L. Live: Yes. I do. In Paris.

M. Mother's name: Leona Darlene Louise.

N. Nicknames: Nope. None that I know of anyway.

O. Overnight hospital stays: Yes. But who wants to reveal the details?

P. Pet peeves: Complainers. Oh and people who walk slower than me. Wait I think I am complaining.

Q. Quote from a movie: You can't stand the truth!

R: Right or left handed: Right

S: Siblings: Lots.

T. There was no T on the original list. I will add Travel. Lots for business and pleasure. Most recent was Alberta. Next is Shanghai. Most exotic so far Sri Lanka.
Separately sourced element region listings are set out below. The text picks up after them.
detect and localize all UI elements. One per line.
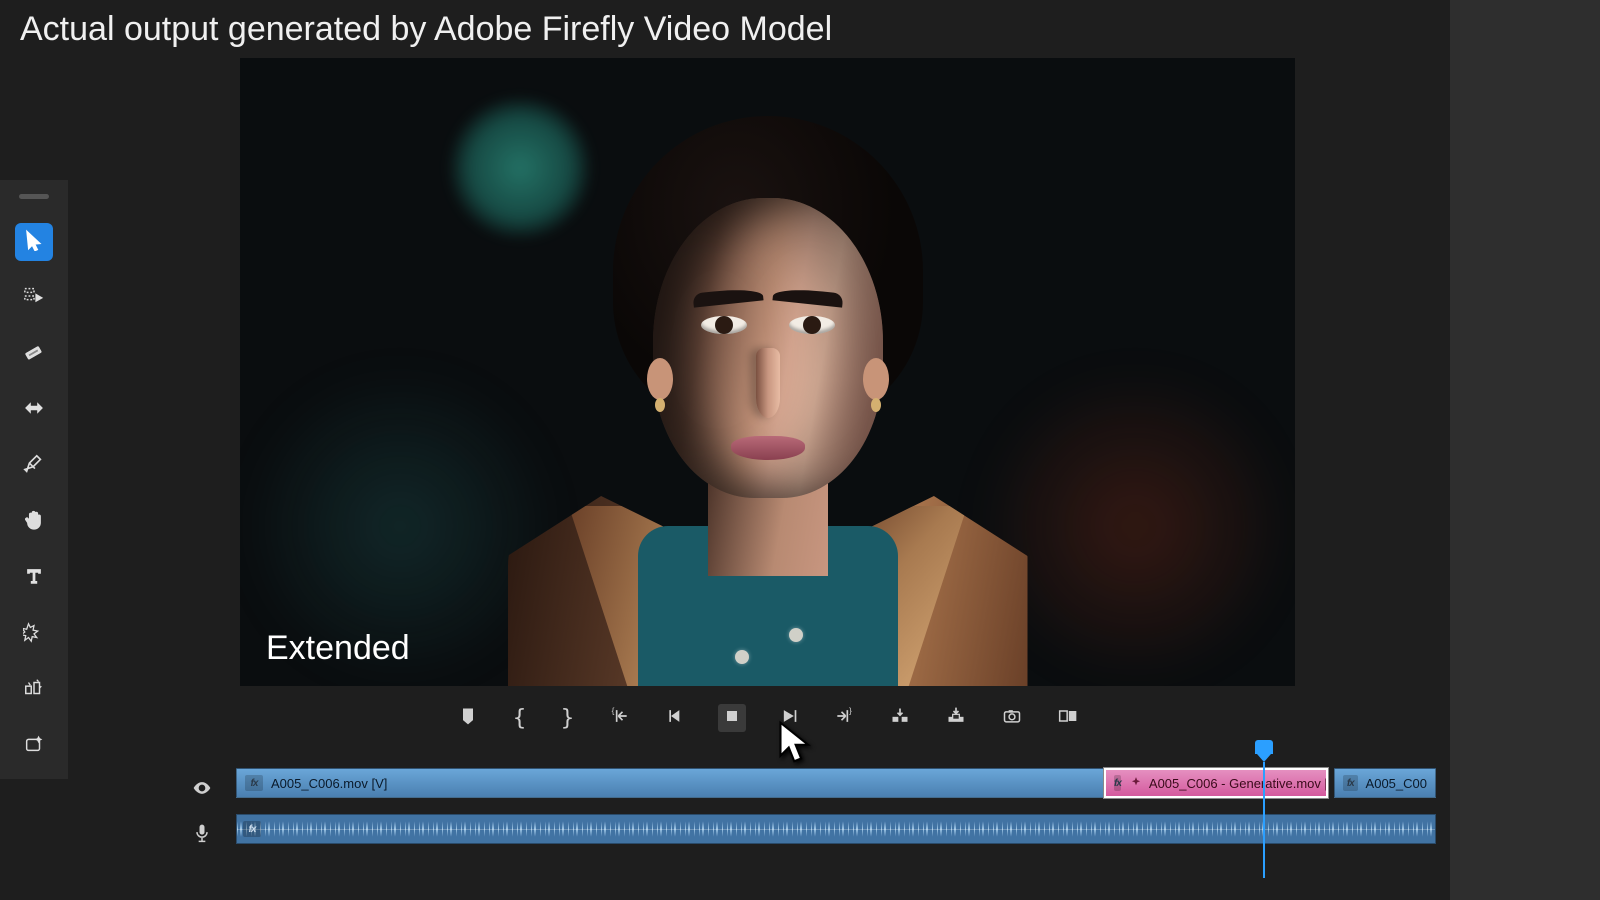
slip-tool[interactable] <box>15 391 53 429</box>
type-tool-icon <box>23 565 45 592</box>
comparison-view-button[interactable] <box>1054 704 1082 732</box>
clip-label: A005_C006.mov [V] <box>271 776 387 791</box>
go-to-out-button[interactable]: } <box>830 704 858 732</box>
panel-grip[interactable] <box>19 194 49 199</box>
program-monitor: Extended <box>240 58 1295 686</box>
stop-button[interactable] <box>718 704 746 732</box>
razor-tool-icon <box>23 341 45 368</box>
pen-tool[interactable] <box>15 447 53 485</box>
add-marker-icon <box>458 706 478 731</box>
voice-over-record-button[interactable] <box>192 823 214 845</box>
step-back-button[interactable] <box>662 704 690 732</box>
timeline-clip[interactable]: fx A005_C00 <box>1334 768 1436 798</box>
overwrite-icon <box>946 706 966 731</box>
comparison-view-icon <box>1058 706 1078 731</box>
selection-tool[interactable] <box>15 223 53 261</box>
slip-tool-icon <box>23 397 45 424</box>
generative-tool-icon <box>23 733 45 760</box>
preview-overlay-label: Extended <box>266 629 410 668</box>
video-track[interactable]: fx A005_C006.mov [V] fx A005_C006 - Generat… <box>236 768 1436 798</box>
mark-out-button[interactable]: } <box>558 706 578 731</box>
remix-tool[interactable] <box>15 615 53 653</box>
timeline-clip[interactable]: fx A005_C006 - Generative.mov [V] <box>1104 768 1328 798</box>
pen-tool-icon <box>23 453 45 480</box>
razor-tool[interactable] <box>15 335 53 373</box>
insert-button[interactable] <box>886 704 914 732</box>
caption-text: Actual output generated by Adobe Firefly… <box>20 10 832 49</box>
fx-badge: fx <box>245 775 263 791</box>
timeline-panel: fx A005_C006.mov [V] fx A005_C006 - Generat… <box>180 768 1600 888</box>
selection-tool-icon <box>23 229 45 256</box>
track-select-tool[interactable] <box>15 279 53 317</box>
eye-icon <box>192 785 212 802</box>
hand-tool-icon <box>23 509 45 536</box>
insert-icon <box>890 706 910 731</box>
export-frame-icon <box>1002 706 1022 731</box>
scene-edit-tool[interactable] <box>15 671 53 709</box>
go-to-out-icon: } <box>834 706 854 731</box>
play-button[interactable] <box>774 704 802 732</box>
fx-badge: fx <box>1114 775 1121 791</box>
preview-content <box>498 106 1038 686</box>
add-marker-button[interactable] <box>454 704 482 732</box>
right-panel <box>1450 0 1600 900</box>
fx-badge: fx <box>1343 775 1358 791</box>
timeline-audio-clip[interactable]: fx <box>236 814 1436 844</box>
transport-controls: { } { } <box>240 694 1295 742</box>
play-icon <box>778 706 798 731</box>
step-back-icon <box>666 706 686 731</box>
mark-in-button[interactable]: { <box>510 706 530 731</box>
playhead[interactable] <box>1264 740 1282 878</box>
svg-text:}: } <box>849 706 852 716</box>
generative-badge-icon <box>1129 776 1143 790</box>
fx-badge: fx <box>243 821 261 837</box>
scene-edit-tool-icon <box>23 677 45 704</box>
track-select-tool-icon <box>23 285 45 312</box>
go-to-in-icon: { <box>610 706 630 731</box>
timeline-clip[interactable]: fx A005_C006.mov [V] <box>236 768 1104 798</box>
audio-track[interactable]: fx <box>236 814 1436 844</box>
microphone-icon <box>192 830 212 847</box>
generative-tool[interactable] <box>15 727 53 765</box>
clip-label: A005_C006 - Generative.mov [V] <box>1149 776 1328 791</box>
hand-tool[interactable] <box>15 503 53 541</box>
toggle-track-output-button[interactable] <box>192 778 214 800</box>
export-frame-button[interactable] <box>998 704 1026 732</box>
svg-text:{: { <box>611 706 614 716</box>
video-preview[interactable]: Extended <box>240 58 1295 686</box>
clip-label: A005_C00 <box>1366 776 1427 791</box>
type-tool[interactable] <box>15 559 53 597</box>
tool-strip <box>0 180 68 779</box>
go-to-in-button[interactable]: { <box>606 704 634 732</box>
stop-icon <box>722 706 742 731</box>
overwrite-button[interactable] <box>942 704 970 732</box>
remix-tool-icon <box>23 621 45 648</box>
U. Underwear:  Always wear clean (sexy) underwear according to my mother in case you are in a car accident. (Okay I added the sexy.)

V. Vegetable(s) you hate: Onions. Do not try to convince me that you can hide them. You can't.

W. What makes you run late: Looking for my metro pass, my keys, my passport.

X. X-rays you've had: Goes with those hospital visits I am not writing about.

Y. Yummy food that you make: Coffee. Oh you mean meals? Nope.

Z. Zoo animal: I never want to see an animal in a zoo. Why would you?

Thursday, February 2, 2012

Street Stories #3: Cowboy in Paris

I am having a very nice conversation with a local restaurant owner. Of the many people I have met in Paris he is one of the nicest, most interesting, well spoken, gentlemen. He tells me how much he likes Canada. I assume he has visited Montreal or maybe Vancouver, something I hear often from people I meet in Paris. 

I am wrong. 

He traveled across Canada from Ontario to Alberta looking for a ranch to purchase.

I am delighted to imagine him not in his beautiful French cafe greeting patrons, but instead riding his horse out to check the cattle. Maybe he would even learn a cowboy song.

People will surprise you if you let them.